Day of the Dead
All about the Mexican Day of the Dead
The Day of the Dead, or "Dia de los Muertos," as it is known in Spanish, is a festival honoring the souls of the dearly departed. It is widely celebrated in Mexico and Central America, and falls on November 1 and November 2, coinciding with the Catholic observances of All Saints Day and All Souls Day.
Despite the obvious associations with Halloween, Day of the Dead art has a decidedly more macabre theme and typically includes skulls, skeletons and other stylized representations of death. Many people decorate their homes with Day of the Dead skulls and will frequently visit the graves of deceased relatives to lay flowers, favorite foods, drinks and other offerings. Day of the Dead in Mexico differs somewhat from the way the holiday is celebrated in other parts of Latin America; for example, in Guatemala, people fly kites on the Day of the Dead, and in Haiti, the holiday is closely associated with the voodoo religion. Even so, the basic principles of the Mexican Day of the Dead are universal in all regions where the holiday is celebrated.
Day of the Dead Food
Food plays a major role in the Day of the Dead. While there is significant variance within Mexico and the other places where the holiday is observed, Day of the Dead recipes are generally oriented towards making food with the highest quality ingredients, and foods are carefully prepared with love and attention to detail.

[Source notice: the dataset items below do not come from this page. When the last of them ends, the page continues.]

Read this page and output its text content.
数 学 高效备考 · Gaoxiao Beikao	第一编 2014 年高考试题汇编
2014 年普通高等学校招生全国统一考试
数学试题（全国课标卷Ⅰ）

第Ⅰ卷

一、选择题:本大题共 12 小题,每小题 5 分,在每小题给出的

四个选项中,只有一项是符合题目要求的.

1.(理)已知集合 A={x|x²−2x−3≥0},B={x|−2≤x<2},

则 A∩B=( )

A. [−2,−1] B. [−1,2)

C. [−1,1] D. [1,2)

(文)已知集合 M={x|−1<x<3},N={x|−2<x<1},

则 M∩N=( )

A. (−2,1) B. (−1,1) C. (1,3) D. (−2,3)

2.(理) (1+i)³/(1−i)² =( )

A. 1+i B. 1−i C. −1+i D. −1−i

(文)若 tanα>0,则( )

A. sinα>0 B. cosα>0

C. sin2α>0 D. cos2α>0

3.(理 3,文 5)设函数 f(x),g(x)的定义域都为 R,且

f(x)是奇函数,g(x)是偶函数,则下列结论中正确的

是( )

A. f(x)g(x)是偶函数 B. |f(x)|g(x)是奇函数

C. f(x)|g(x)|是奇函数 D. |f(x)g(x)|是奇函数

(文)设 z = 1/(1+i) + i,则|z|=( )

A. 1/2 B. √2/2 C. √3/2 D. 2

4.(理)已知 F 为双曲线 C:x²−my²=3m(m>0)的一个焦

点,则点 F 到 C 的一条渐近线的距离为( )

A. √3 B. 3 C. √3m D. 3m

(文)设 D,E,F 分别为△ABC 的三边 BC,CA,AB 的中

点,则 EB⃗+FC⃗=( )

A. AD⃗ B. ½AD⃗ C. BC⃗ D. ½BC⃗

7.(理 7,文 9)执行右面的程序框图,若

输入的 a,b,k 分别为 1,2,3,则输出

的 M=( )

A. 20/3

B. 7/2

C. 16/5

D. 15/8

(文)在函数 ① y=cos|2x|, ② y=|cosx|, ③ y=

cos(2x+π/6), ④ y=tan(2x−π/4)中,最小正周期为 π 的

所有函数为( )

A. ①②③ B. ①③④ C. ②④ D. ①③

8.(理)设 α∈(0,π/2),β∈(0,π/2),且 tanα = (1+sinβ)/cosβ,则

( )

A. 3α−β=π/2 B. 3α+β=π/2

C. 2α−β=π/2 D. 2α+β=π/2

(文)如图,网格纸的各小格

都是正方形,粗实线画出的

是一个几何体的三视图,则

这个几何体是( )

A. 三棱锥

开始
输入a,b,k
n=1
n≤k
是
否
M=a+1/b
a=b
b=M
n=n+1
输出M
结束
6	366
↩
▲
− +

The exact foods that will be made depend largely on the gastronomic preferences of the people being honored. It is common practice for surviving family members to make the favorite meals of their dead relatives and place them on makeshift altars at their gravesites as a token of remembrance.
One special dish that is often made on the Day of the Dead is a unique type of bread known as "pan de muerto" or "bread of the dead." It is frequently baked in round loaves, but some cultures make bread in the shapes of animals or people to bring to the graves of family members. Some bakeries also sprinkle the top of the loaves with flour or sugar in the shapes of crosses or skulls.
Parades and church services are also part of the Day of the Dead holiday, and many cities host community events that promote togetherness. As much as anything, the Day of the Dead is a celebration of life and a time to reflect on one's own mortality.